The Milky Way bars...all 8 of them.
Time for scooping...
These will not puff like normal cupcakes...they are seriously dense and rich and not for the faint of heart.
This is fluff and it just looked awesome. I think small children would enjoy being able to stick there hands in this and play.
Milky Way Cupcakes: (recipe adapted from Christine's Kitchen Chronicles)
*makes approximately 3 dozen cupcakes
8 Milky Way bars
1 1/2 cups (3 sticks) unsalted butter, 2 sticks at room temperature
1 cup sugar
4 eggs at room temperature
2 1/2 cups all-purpose flour
1/4 teaspoon baking soda
1 1/4 cups low-fat buttermilk
1 cups chopped pecans, toasted
1 teaspoon vanilla extract
1. Preheat oven to 350 degrees F. Line two muffin tins with paper liners and spray with non-stick cooking spray.

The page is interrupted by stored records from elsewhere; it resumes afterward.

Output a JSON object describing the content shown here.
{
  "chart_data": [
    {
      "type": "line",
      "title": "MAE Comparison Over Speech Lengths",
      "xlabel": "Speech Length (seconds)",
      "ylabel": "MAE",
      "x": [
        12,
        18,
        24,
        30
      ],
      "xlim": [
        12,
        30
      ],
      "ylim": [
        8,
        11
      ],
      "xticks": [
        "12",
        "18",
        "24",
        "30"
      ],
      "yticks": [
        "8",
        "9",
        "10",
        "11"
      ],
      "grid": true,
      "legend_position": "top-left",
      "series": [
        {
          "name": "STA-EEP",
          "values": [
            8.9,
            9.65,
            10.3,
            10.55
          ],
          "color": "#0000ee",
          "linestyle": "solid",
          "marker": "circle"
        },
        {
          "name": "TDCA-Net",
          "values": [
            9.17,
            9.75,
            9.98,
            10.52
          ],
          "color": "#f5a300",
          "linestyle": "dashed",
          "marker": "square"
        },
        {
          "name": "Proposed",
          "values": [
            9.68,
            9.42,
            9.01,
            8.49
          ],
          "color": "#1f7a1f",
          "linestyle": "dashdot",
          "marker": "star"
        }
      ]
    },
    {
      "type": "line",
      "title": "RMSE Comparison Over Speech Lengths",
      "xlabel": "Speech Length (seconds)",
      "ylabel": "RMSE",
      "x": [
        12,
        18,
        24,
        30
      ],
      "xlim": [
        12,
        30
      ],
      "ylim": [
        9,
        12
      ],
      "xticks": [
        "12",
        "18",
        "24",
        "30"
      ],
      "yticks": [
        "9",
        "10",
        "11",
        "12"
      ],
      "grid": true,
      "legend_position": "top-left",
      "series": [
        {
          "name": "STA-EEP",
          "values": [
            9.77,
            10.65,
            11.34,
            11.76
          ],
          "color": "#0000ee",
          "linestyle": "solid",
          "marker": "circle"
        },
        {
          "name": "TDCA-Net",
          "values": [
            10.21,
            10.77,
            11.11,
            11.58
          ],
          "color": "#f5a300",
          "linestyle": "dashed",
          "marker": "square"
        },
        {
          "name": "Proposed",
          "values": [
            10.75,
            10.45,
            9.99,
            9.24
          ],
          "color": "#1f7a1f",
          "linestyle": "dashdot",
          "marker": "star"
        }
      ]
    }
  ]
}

2. In a medium sized sauce pan, melt the Milky Way bars and one stick butter, set aside to cool.
3. In a large mixing bowl, cream together remaining two sticks of softened butter with the granulated sugar. Whisk in the eggs one at a time, until well combined. Whisk in the melted Milky Bars until well combined, set aside.
4. In a medium sized mixing bowl, sift together flour, baking soda and salt. In a wet measuring cup, combine buttermilk and vanilla extract.
5. Add the flour mixture and buttermilk to the sugar mixture, alternating between flour and buttermilk, mixing between the addition of each. Begin and end with flour. Using a table spoon or cookie scoop, pour/scoop batter into prepared liners until 2/3 full.
6. Bake for 16-18 minutes or until toothpick comes out clean. Let cool in muffin pan for 3-
5 minutes, then remove to cooling rack.
2 1/2 cups sugar
1 cup evaporated milk
1 cup marshmallow fluff
1/2 cup (1 stick) unsalted butter
1/2 bag (6 oz) semi-sweet chocolate chips
1. Combine the sugar and evaporated milk in a heavy saucepan. Cook to the soft-ball stage(234 degrees on a candy thermometer...this will take a while).
2. Remove pan from heat and whisk in the marshmallow fluff, butter and chocolate chips, stirring until melted.
3. Carefully frost the cupcakes while the frosting is still warm. It will harden as it cools. Enjoy!